THE BASICS AND BEYOND: PERPETUAL CALENDAR

The calendar has, across the gulf of centuries, given our species a sense of the big picture, of dailiness and eventfulness as well as a vital historical consciousness. By contrast, time measured by the clock seems to be abstracted from the motion of the universe, as if time was granular or a series of short, disjointed phases rather than continuously hastening the frantic world on with each tick.

In our modern technological age, the calendar serves as a connection to the natural world, whereby the rhythms of the earth and sky coordinate with that of human life. Naturally, a mechanical watch that denotes the progress of the calendar has to embody these cosmic rhythms in gear patterns and ratios, namely the speed at which the Earth rotates on its own axis, forming the day, the Moon’s orbit around the Earth, giving us the month, and finally, the Earth’s orbit around the Sun, which marks a year.

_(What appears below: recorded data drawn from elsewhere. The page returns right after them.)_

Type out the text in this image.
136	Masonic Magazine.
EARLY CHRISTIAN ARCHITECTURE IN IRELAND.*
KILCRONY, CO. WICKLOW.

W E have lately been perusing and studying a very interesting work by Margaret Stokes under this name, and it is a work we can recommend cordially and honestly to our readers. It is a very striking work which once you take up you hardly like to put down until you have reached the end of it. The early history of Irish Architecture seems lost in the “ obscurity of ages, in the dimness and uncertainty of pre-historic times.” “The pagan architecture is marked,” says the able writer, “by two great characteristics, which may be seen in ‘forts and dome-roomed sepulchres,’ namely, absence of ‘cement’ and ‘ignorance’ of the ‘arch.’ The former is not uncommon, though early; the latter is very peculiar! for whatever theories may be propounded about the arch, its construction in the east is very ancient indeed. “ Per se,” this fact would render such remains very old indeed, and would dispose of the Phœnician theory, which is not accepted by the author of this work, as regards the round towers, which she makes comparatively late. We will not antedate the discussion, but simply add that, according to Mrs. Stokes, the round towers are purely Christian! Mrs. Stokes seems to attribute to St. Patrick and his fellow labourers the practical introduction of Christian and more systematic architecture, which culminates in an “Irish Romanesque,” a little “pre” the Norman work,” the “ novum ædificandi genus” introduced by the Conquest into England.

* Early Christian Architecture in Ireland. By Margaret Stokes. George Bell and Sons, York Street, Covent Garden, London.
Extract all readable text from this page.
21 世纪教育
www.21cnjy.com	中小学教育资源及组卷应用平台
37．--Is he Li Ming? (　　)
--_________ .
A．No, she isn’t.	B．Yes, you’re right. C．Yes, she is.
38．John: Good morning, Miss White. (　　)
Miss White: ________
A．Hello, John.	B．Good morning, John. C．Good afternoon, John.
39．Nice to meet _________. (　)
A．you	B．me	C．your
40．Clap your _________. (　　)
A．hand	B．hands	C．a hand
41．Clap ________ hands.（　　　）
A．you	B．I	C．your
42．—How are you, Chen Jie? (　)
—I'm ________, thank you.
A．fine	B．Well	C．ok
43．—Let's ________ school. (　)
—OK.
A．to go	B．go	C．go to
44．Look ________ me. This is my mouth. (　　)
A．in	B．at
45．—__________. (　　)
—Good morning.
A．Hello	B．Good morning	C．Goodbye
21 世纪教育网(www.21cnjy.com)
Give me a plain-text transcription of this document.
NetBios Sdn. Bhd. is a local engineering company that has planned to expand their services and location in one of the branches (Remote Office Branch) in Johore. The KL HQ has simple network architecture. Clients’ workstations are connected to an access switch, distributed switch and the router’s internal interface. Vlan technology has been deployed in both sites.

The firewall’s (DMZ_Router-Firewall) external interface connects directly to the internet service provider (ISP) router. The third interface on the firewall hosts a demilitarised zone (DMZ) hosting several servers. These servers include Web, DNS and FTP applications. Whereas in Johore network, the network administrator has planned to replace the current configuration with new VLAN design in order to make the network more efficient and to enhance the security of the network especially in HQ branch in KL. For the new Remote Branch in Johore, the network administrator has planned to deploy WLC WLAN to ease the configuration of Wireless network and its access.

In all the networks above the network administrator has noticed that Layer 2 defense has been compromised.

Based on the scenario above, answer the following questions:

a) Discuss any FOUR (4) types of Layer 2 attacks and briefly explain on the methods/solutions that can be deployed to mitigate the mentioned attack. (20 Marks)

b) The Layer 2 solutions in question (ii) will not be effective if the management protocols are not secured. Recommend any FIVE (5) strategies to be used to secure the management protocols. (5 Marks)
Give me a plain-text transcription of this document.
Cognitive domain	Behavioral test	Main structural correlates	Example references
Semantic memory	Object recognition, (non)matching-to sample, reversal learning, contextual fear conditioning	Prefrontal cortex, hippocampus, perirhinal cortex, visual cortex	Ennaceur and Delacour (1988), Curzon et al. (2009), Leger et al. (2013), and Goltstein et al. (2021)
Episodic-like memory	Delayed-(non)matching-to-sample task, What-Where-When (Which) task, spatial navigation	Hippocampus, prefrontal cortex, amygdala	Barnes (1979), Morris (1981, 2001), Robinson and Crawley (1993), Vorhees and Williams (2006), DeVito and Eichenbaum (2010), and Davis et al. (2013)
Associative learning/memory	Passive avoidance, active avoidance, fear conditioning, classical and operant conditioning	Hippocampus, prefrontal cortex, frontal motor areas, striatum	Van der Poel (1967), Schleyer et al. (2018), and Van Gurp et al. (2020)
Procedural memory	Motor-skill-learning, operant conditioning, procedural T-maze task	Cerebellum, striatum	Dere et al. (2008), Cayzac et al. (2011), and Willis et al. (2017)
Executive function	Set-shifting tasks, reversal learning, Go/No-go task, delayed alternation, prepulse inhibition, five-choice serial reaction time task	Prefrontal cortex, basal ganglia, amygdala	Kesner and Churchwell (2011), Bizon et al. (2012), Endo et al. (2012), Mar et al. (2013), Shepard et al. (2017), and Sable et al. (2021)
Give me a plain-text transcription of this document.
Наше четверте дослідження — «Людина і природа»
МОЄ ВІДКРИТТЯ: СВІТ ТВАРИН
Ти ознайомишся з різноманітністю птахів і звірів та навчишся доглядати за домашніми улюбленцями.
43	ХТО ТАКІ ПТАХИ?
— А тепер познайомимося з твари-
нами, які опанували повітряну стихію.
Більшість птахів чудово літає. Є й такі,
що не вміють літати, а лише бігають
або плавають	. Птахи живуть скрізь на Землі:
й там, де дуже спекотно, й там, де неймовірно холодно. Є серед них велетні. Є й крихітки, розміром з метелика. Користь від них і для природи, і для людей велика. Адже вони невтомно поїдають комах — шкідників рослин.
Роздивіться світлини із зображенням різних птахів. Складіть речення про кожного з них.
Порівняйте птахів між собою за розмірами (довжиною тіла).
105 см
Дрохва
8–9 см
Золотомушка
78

The highest order of such watches is the perpetual calendar as it needs to accomplish a high degree of automation, namely a yearly reiteration, hence having to obey the dictates of the Gregorian calendar in which each leap year has 366 days instead of 365, giving February 29 days instead of the common 28. This means that the mechanism has to correctly care for all irregularities of the calendar, acting at the end of each month, changing itself to the first day of the following month, sometimes after 30 days and other times after 31 days, changing once a year on the 28th day of February and finally, extending February by a day every four years. The complexity of encoding this nest of rules makes the gear train of a perpetual calendar one of the most intricate, perhaps second only to that of a minute repeater — both of which, with much irony, are driven by the humble motion works that spell out the time in every watch.

However, a perpetual calendar, contrary to the optimism expressed in its name, is not everlasting. By design, a perpetual calendar omits the one rule that makes a calendar Gregorian rather than Julian and that is, centurial years are only leap years if they are divisible by 400.